Postal Service employees are bringing their unions together to push back against President Trump’s plans to privatize the federal agency.
And their solidarity is paying off.
Letter carriers, postal workers, mail handlers and other USPS employees in Minneapolis — and in communities across the country — rallied today with supporters, putting Trump and federal lawmakers on notice that the U.S. mail should not be for sale.
“As long as we can fight, we’re going to keep fighting to keep our Postal Service going strong,” said Harold Harvey, a member of St. Paul-based Branch 28 of the National Association of Letter Carriers, as he walked an informational picket line outside Minneapolis’ downtown post office.

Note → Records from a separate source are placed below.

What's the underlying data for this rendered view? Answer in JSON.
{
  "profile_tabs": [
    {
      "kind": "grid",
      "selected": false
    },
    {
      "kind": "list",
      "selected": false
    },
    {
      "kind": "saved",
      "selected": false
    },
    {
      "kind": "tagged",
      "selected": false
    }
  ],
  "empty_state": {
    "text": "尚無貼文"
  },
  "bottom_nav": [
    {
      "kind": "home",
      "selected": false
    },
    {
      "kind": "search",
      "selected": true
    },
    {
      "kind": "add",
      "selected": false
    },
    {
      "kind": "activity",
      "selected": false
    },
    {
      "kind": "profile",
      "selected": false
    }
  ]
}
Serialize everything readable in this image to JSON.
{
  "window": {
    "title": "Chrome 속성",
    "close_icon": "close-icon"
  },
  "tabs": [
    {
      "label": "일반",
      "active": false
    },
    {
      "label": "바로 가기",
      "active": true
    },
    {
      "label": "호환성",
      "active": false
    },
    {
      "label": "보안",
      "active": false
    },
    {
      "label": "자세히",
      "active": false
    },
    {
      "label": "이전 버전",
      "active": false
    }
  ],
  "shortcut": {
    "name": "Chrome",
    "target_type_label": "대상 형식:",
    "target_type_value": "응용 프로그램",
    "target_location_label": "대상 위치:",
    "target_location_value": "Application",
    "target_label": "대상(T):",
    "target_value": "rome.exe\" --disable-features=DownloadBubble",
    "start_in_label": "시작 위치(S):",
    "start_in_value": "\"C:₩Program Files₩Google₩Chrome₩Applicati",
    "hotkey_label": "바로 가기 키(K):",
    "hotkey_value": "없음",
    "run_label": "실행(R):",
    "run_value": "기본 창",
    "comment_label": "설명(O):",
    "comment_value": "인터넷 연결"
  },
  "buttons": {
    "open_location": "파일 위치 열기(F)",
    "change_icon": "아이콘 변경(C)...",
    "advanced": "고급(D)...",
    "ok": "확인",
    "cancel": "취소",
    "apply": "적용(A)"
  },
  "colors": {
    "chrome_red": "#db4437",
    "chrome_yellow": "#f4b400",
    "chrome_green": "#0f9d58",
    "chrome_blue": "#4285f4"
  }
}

Todd Elkerton, president of the American Postal Workers Union’s St. Paul chapter, noted the Postal Service is the only federal agency mentioned in the Constitution. “We believe the threat is real,” Elkerton said. “This will be the first time in U.S. history the president has come forward with a proposal to privatize the Postal Service.”
Several signs suggest Trump’s privatization push already is losing steam.
The president can’t sell off the Postal Service without the approval from Congress, and in just three months since Trump pledged action on the issue, a majority of House members and 42 senators have signed onto resolutions in support of keeping the agency under federal control. Minnesota Sen. Tina Smith and all five DFL House members are among the resolutions’ co-sponsors.
It may be no coincidence, then, that the recommendations of Trump’s hand-picked task force on postal reform, delivered to the White House in August, have not yet been released to the public.
Workers who rallied in downtown Minneapolis today said they fear privatization would drastically reduce mail service — especially in rural areas of the country — and cost many of the agency’s 500,000-plus employees their jobs. They pointed out the USPS is the nation’s second-largest employer of military veterans, and union jobs at the post office offer family-sustaining job opportunities to people of all educational backgrounds, races and ethnicities.
Sara Huebner was earning $12 an hour as a vet tech when she applied for a job delivering mail in St. Paul nearly six years ago. The college graduate said she gave up working in her field — “It was a livable wage versus a non-livable wage,” she said — but now worries privatization could send her back to square one.
Fellow St. Paul letter carrier Matt Falbo agreed. He pointed to Amazon as the employment model potential buyers might look to copy with the USPS.
Work at the post office “is good, honest work, and it could all go away if it’s privatized,” Falbo said. “They’ll cut our benefits. They’ll cut our pay. Everything we’ve fought for all these years will start going away.”
Trump and other supporters of privatization claim the Postal Service is broke and a drain on the federal budget, but neither claim passes the truth test. The agency is a self-sustaining, independent establishment of the federal government that does not receive taxpayer funding and relies solely on revenue derived from the sale of postal services and products.
Meanwhile, the Postal Service and its employees continue to enjoy overwhelming support from the Americans they serve. The most recent Pew Research Center poll, released in February 2018, showed that the USPS has an 88 percent favorability rating.
“The mail has been around for 200-plus years,” said Craig Barrett, who has delivered mail for 16 of those years. “It’s something everyone throughout the country relies on, and we’re here to fight for it.”